Psilocybine : une autorisation « logique » après la kétamine ?
La dépression peut toucher n’importe qui, n’importe quand. Pour preuve, environ 264 millions de personnes dans le monde sont concernées, dont beaucoup ne bénéficient pas des traitements existants. Il existe donc un réel besoin de thérapies alternatives.
Une forme de kétamine, un médicament aux effets psychédéliques mais au mode d’action différent, a déjà été approuvée par la Food and Drug Administration (FDA) américaine. La psilocybine, considérée comme plus puissante, est soutenue par un nombre croissant de sociétés pharmaceutiques et d’organisations à but non lucratif. Elle semble donc logiquement pouvoir suivre cette lancée.

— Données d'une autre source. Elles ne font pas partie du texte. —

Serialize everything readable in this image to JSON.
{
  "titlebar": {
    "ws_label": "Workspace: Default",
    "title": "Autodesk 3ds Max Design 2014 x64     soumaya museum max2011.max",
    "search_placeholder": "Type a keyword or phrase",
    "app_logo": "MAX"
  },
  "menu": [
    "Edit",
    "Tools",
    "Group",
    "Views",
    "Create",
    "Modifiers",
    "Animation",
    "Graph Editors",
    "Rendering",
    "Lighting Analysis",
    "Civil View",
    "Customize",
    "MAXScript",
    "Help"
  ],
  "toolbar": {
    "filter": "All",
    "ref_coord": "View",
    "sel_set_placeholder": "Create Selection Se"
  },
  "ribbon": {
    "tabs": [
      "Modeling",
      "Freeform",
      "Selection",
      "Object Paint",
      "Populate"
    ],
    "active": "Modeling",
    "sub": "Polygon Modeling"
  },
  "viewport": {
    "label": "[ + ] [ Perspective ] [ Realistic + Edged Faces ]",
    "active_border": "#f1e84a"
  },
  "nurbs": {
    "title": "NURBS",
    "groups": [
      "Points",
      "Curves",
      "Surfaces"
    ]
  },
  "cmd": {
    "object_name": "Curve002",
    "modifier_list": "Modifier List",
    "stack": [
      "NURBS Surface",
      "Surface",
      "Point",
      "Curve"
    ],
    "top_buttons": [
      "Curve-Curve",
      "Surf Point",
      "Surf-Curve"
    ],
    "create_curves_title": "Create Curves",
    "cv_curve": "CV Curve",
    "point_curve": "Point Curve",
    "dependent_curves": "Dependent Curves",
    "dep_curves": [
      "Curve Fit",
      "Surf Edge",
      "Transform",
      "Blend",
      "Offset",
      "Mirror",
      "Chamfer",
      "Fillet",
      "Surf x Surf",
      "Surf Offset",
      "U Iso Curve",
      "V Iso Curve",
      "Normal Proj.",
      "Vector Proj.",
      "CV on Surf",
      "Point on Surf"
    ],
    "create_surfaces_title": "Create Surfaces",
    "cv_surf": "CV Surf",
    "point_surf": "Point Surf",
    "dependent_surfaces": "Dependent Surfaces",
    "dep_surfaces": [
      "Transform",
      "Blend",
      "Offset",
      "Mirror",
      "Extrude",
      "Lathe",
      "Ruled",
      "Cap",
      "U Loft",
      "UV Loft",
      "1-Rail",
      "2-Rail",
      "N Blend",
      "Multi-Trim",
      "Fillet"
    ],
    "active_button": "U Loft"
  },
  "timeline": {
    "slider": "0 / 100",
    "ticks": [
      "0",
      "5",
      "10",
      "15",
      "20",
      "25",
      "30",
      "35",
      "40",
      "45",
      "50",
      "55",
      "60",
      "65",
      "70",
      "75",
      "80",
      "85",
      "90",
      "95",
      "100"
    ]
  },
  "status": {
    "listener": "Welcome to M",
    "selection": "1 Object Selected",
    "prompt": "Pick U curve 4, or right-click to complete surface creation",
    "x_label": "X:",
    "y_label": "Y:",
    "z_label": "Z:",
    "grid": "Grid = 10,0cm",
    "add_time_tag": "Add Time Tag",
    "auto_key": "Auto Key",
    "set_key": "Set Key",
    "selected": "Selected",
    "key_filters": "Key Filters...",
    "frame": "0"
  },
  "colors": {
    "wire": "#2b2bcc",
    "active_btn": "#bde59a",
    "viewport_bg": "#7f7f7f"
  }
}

Un essai mené par l’Usona Institute aux États-Unis sur 100 personnes souffrant de troubles dépressifs majeurs devrait donner ses résultats l’année prochaine. Compass prévoit d’entamer la phase finale de ses tests cliniques l’année prochaine, et la FDA l’a déjà désignée comme une « thérapie révolutionnaire », ce qui pourrait accélérer le processus d’approbation.
Tous ces développements suggèrent que les psychédéliques pourraient bientôt être considérés comme des traitements crédibles de la santé mentale, du moins pour certains. Certains experts se montrent enthousiastes mais prudents, précisant qu’il ne faut pour l’instant pas faire des promesses précipitées, étant donné que ce type de traitement ne fonctionne pas chez tout le monde. Son entrée progressive dans la liste des traitements disponibles cependant, se veut prometteuse et apportera probablement une contribution importante à la psychiatrie.